This study makes a contribution to the question of what it means to engage with literary and filmic texts in times of a transnational, environmental crisis. To this end, it takes up texts as complex, poetic encounters with diverse ecologies. Specifically, this study investigates the ecological complexity of the figure of the shadow as it emerges in filmic and literary texts. A prominent figure in the catalogue of uncanny doubles, the shadow is most commonly interpreted as a representation of interiority--the soul. This project offers a different perspective: the shadow as a figure that explores the limits of the body and its profound enmeshments with the material, nonhuman world. Rather than focusing on the shadow as a figure of immateriality, lack, or absence, I pursue it as an interface between the human body and its environment. In works by E. T. A. Hoffmann, F. W. Murnau, Walter Benjamin, and Thomas Mann, the shadow is overfull and lively. It contests the boundaries between the human and the nonhuman and challenges notions of human isolation and apartness from her environment.
This project benefits from the recent material and ecocritical turns in literary theories. Ecocriticisms and new feminist materialisms that build the theoretical scaffolding of this project repudiate the notion that matter is passive and explore the complexity of the interactions between humans and nonhumans. Furthermore, I rely on queer ecologies as well, which challenge binaries like human/nonhuman, animate/inanimate, man/woman, nature/culture. Explored against this backdrop, the shadow emerges as a figure with the potential to reconfigure the sensible and to disclose the present life-worlds as always in flux. It situates human bodies in their environment and broadcasts their profound enmeshment with the material, nonhuman world. This study foregrounds the shadow's potential to upset, or rather queer, the essentialized elements and limits of human and nonhuman bodies.

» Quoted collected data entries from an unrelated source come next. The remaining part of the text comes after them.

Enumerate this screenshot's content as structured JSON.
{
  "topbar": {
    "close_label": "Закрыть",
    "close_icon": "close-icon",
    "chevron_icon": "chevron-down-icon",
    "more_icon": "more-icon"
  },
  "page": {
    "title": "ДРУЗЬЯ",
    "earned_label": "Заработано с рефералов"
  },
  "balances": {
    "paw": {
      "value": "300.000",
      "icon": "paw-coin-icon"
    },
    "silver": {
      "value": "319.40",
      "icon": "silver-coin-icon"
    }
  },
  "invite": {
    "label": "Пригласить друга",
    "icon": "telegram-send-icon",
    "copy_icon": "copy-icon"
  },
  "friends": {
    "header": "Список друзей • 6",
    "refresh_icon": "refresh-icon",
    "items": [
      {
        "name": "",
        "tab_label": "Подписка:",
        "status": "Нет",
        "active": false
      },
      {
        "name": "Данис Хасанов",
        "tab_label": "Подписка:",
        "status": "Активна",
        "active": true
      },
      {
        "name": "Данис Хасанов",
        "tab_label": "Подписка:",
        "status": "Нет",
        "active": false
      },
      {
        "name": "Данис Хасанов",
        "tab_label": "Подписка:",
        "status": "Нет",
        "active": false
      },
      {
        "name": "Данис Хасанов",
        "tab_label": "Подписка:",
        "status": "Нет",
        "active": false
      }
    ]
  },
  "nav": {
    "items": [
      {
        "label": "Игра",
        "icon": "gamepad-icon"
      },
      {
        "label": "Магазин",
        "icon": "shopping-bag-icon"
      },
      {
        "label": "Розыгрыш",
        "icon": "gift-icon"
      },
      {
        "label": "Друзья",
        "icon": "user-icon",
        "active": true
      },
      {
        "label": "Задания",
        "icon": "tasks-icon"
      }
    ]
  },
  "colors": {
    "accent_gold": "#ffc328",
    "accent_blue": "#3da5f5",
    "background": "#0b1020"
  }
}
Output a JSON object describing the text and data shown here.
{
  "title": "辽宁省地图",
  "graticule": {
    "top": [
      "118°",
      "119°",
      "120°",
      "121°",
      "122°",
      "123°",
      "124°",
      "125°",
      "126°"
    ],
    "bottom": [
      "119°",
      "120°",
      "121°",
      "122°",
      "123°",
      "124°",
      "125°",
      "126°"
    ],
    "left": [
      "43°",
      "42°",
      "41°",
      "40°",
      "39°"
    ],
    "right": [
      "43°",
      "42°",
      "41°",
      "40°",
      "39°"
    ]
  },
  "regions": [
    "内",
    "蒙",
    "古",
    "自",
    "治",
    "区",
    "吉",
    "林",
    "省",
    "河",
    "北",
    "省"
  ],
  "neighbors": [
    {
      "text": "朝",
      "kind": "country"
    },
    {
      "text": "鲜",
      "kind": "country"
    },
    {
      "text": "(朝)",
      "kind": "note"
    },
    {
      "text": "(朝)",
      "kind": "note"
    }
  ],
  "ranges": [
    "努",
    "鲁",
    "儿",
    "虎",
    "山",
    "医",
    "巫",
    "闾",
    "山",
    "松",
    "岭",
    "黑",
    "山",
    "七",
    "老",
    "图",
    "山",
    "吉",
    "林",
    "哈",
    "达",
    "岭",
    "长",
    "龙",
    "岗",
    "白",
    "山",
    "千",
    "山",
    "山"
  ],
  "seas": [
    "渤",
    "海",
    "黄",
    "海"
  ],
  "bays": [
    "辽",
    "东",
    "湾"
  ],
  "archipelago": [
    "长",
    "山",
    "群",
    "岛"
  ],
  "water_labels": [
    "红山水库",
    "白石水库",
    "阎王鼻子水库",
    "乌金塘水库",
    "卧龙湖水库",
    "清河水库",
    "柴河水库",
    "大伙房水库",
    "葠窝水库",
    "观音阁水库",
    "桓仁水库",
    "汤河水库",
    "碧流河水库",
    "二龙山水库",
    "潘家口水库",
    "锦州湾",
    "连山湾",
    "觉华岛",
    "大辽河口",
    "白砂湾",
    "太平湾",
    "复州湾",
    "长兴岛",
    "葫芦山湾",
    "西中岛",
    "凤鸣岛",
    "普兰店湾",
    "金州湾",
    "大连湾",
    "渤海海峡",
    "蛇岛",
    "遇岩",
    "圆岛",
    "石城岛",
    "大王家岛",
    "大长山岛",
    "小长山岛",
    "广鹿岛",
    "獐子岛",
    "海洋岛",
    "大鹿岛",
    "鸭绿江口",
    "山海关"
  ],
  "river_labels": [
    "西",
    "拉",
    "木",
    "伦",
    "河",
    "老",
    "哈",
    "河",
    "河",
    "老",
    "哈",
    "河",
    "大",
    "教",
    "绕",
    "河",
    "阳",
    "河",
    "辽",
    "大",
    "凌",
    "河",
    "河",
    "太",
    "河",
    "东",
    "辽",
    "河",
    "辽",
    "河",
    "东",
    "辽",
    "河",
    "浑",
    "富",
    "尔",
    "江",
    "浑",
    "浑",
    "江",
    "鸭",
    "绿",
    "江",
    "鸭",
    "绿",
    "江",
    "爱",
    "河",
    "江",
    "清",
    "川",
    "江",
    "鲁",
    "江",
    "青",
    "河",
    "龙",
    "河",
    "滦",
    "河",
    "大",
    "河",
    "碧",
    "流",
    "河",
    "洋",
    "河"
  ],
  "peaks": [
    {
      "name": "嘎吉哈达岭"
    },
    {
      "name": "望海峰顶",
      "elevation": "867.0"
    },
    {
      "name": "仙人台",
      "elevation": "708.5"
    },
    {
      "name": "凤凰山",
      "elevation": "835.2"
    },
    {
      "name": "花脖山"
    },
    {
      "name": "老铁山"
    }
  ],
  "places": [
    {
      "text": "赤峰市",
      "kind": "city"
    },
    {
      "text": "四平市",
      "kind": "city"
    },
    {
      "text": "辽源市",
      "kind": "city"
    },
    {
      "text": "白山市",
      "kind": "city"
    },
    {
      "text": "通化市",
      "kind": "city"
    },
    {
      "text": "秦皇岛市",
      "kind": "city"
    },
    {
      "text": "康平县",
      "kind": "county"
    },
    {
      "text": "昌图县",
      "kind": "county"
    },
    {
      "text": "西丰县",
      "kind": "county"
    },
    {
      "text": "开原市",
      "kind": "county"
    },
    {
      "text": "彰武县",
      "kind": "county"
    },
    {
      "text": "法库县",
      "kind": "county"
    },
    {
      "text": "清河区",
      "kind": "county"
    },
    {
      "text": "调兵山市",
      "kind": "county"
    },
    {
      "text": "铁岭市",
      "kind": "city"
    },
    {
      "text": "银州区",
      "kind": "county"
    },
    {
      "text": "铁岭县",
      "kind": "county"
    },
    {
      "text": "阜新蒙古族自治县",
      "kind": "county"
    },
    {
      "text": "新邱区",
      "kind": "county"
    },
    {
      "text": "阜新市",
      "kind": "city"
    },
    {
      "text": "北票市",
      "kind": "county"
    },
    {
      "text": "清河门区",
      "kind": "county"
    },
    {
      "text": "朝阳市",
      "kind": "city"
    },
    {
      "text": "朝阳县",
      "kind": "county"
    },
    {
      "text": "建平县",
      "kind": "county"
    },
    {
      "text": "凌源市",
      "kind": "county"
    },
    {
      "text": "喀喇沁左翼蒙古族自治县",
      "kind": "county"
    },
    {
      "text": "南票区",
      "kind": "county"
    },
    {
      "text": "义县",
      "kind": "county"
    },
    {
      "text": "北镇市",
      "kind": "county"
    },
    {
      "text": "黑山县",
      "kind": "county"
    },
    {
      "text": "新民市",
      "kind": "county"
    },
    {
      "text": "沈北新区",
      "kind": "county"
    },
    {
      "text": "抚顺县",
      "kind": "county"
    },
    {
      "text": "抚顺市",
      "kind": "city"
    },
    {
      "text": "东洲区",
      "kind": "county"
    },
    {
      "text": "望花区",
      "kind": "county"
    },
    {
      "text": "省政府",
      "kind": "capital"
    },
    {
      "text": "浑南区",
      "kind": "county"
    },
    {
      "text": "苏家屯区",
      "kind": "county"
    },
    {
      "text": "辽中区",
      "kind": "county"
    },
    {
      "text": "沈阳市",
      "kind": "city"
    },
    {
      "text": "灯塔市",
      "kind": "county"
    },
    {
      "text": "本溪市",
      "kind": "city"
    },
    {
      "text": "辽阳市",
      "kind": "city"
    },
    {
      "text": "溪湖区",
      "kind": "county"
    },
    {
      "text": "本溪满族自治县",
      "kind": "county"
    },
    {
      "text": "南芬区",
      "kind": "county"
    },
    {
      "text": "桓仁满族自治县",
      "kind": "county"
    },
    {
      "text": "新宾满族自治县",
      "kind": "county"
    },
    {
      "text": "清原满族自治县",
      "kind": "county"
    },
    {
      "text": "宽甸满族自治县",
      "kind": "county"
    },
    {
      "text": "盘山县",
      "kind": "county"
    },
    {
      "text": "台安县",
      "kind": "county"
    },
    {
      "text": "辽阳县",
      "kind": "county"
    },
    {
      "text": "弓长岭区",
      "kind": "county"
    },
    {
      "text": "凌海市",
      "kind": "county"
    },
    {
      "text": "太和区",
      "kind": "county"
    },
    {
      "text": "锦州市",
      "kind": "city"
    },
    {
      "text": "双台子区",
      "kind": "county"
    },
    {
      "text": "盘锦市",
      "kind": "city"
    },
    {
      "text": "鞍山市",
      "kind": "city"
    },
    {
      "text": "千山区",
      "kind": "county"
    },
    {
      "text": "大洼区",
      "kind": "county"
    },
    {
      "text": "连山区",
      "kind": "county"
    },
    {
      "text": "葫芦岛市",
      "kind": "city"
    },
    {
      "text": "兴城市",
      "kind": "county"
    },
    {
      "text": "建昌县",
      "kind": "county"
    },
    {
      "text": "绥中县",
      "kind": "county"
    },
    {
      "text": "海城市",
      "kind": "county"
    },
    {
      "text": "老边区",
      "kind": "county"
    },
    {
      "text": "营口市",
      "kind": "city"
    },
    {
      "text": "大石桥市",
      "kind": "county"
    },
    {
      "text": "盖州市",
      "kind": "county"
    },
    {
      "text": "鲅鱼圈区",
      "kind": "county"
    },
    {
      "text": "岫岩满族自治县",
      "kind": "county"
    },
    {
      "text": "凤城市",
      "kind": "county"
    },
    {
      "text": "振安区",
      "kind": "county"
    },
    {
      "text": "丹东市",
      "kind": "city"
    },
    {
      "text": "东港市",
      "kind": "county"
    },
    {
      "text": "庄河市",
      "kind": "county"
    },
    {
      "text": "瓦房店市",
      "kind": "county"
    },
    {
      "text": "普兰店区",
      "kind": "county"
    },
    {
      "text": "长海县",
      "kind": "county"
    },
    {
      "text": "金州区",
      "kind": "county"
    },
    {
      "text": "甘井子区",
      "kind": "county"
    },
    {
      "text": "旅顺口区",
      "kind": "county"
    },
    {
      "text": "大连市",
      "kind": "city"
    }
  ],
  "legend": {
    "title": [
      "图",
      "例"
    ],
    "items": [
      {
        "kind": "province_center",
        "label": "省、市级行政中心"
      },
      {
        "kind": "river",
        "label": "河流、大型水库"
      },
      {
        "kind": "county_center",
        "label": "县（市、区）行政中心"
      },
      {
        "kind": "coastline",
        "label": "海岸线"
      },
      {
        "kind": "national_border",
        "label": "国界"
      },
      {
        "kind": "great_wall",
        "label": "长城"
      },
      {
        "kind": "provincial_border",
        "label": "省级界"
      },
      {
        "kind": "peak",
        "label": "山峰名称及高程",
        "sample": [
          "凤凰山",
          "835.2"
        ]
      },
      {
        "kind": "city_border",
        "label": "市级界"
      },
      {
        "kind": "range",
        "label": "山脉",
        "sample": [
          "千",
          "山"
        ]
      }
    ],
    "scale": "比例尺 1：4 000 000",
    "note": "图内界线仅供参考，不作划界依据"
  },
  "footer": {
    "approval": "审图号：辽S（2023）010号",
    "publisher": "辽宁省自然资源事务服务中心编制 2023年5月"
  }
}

In this project, I also investigate how advances in technologies of seeing (x-ray, cinema, and psychoanalysis), and the shadow's involvement in these technologies register in literary, philosophical, or filmic works. I furthermore ask how the shadow, reconfigured through said technologies at the close of the nineteenth century, brings about the disruption of the distinction between inside/outside, reframes the situatedness of the human, and functions as an interface between the human and the nonhuman in selected texts.